Quelques-uns d'entre nous, hospitaliers pour la plupart, géreraient les traitements pharmacologiques - car il faudra bien que quelqu'un fasse ce travail-là, qui ne pourra être confié à un non-médecin. À peu de choses près, ce seront de nouveaux aliénistes, avec tout le chemin à refaire… Les autres se verraient confier, de façon prescrite, des psychothérapies détachées du contexte. Par exemple : "psychothérapie de soutien, une séance hebdomadaire. Qsp 3 mois. À renouveler." Cela, pour les praticiens conventionnés, titulaires d'un CES ou d'un DES de psychiatrie, ou d'un DESS de psychologie. Déqualification simple, sans grande conséquence économique pour nous, très bénéfique pour les psychologues. En attendant que d'autres, infirmiers spécialisés en psychiatrie et chevronnés, par exemple, ne réclament à leur tour - et à juste titre dans ce contexte - la possibilité d'être reconnus aptes à faire le même travail.
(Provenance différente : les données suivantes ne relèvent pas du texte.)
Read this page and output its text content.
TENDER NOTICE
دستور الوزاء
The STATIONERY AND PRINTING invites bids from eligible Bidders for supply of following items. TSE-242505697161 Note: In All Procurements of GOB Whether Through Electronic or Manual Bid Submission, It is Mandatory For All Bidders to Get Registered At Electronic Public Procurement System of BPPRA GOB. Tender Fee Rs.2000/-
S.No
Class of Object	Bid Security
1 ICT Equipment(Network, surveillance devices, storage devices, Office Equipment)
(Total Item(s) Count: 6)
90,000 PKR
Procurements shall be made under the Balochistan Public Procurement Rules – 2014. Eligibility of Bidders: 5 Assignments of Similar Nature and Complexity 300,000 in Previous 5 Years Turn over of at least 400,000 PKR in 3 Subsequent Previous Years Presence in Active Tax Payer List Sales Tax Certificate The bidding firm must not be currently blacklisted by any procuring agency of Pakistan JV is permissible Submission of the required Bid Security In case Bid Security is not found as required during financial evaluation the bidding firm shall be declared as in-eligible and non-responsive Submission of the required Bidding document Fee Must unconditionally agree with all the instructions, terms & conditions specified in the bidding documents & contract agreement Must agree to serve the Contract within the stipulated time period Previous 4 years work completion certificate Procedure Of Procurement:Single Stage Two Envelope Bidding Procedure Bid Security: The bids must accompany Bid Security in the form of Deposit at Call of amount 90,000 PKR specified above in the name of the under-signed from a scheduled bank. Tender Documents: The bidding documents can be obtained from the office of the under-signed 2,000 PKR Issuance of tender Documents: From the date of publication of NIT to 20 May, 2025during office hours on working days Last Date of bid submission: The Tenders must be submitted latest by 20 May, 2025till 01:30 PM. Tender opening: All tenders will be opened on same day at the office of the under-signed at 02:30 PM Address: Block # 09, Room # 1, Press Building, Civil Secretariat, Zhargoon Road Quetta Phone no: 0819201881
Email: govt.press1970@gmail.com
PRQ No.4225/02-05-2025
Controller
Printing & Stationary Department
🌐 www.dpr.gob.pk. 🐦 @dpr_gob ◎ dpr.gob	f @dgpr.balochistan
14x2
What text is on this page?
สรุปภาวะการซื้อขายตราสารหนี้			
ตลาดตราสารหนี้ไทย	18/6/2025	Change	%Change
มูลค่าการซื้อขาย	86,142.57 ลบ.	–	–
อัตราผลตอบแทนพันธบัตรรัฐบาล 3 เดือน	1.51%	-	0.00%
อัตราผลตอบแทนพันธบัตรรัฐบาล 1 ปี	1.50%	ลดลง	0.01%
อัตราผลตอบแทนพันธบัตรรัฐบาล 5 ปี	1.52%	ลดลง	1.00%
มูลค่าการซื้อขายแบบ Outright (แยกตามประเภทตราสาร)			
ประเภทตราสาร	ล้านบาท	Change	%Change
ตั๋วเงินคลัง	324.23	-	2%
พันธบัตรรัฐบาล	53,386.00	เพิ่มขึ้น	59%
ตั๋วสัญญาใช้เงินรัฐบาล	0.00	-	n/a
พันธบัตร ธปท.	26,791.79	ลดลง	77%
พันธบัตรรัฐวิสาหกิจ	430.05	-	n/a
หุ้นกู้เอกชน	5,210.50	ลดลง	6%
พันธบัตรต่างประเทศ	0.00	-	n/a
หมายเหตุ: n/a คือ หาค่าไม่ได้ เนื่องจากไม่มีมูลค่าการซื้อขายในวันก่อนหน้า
Beaucoup des psychiatres qui se déconventionneront profiteront de l'augmentation de la demande en soins psychiques, acceptant alors de ne recevoir que les patients les plus riches. Ils ne seront plus médecins, mais "psychothérapeutes". Ils seront, c'est vrai, encore plus que maintenant, soumis à la concurrence de praticiens auto proclamés, ou formés par toutes sortes de filières échappant à la Faculté de Médecine, avec des risques de dérives charlatanesques majorés. Mais, cahin-caha, ils parviendront jusqu'à la retraite.

La question de la souffrance, elle, en prendra un coup. Certes, elle recevra, de fait, une réponse théorique, encore que de façon un peu psychologisante, un peu bébête : la rupture entre corps et esprit sera consommée. Toute souffrance ne nécessitant pas un geste technique, un geste manuel, ne sera plus du ressort du médecin. Exit le "traitement moral". Le psychiatre aliéniste, n'ayant nulle stratégie thérapeutique à développer, retournera à la réduction des symptômes les plus florides.

Et le médecin, que fera-t-il, si on le prive de la référence à la psychiatrie ?

On connaît la belle formule de François Oury : "la psychiatrie est ce qui reste de la médecine quand on lui a enlevé ce qui est commun avec l'art vétérinaire". Et la médecine vétérinaire ne manque ni de noblesse, ni d'intérêt. Les vétérinaires cumulent une finesse clinique associée à une conscience claire des réalités économiques et des coûts des traitements : ce sont là des compétences séduisantes pour un directeur de Caisse d'assurance…

Ainsi présentée, voilà la question qui se posera à tous les médecins. Certains, et ce n'est pas leur faire injure, se fondraient volontiers dans une pratique de type vétérinaire : précise, technique, sans discours sinon sans états d'âme. D'autres, habitués à une tradition dite à tort "humaniste" (à tort parce que l'art vétérinaire n'exclut pas l'humanisme), resteront plus attentifs au devenir de leur patient, à sa souffrance, qu'à la guérison de sa maladie mesurée en termes anatomo-cliniques. Ceux-là seront-ils prêts à admettre que la seule souffrance que le médecin ait à prendre en compte est la souffrance physique ? Que la psychiatrie - le paradigme de la tentative de soulager la souffrance du sujet, la souffrance globale - doive rester en dehors du champ de la médecine ?

La nature pourrait avoir quelque horreur du vide : nombre d'entre eux feront avec leurs patients le chemin un peu chaotique que nous autres, psychiatres, avons fait. Puis ils se spécialiseront dans ce qu'on appellera, sous ses différentes formes, la psychothérapie médicale, recouvrant en grande partie le champ de ce qui est aujourd'hui cette pratique à nulle autre pareille qu'est la psychothérapie du psychiatre. Certains d'entre eux, se regroupant, revendiqueront, outre le beau nom de "psychiatre", une formation spécifique, et un statut spécifique au sein de la médecine. On le leur accordera, car l'évidence leur donnera raison. Et la boucle sera bouclée : on aura juste gâché quelques décennies.

Fiction, bien sûr, car il est plus probable que le clivage entre le corps et l'esprit soit entériné par l'unification des métiers de médecin et de vétérinaire, autour d'une plate-forme de gestes minimaux. La médecine, définitivement supplantée par la santé publique - et les assurances privées - ne sera plus que la branche technicienne de celle-ci. Cette branche-là, qui la dirigera ? Le chirurgien ou l'ingénieur roboticien.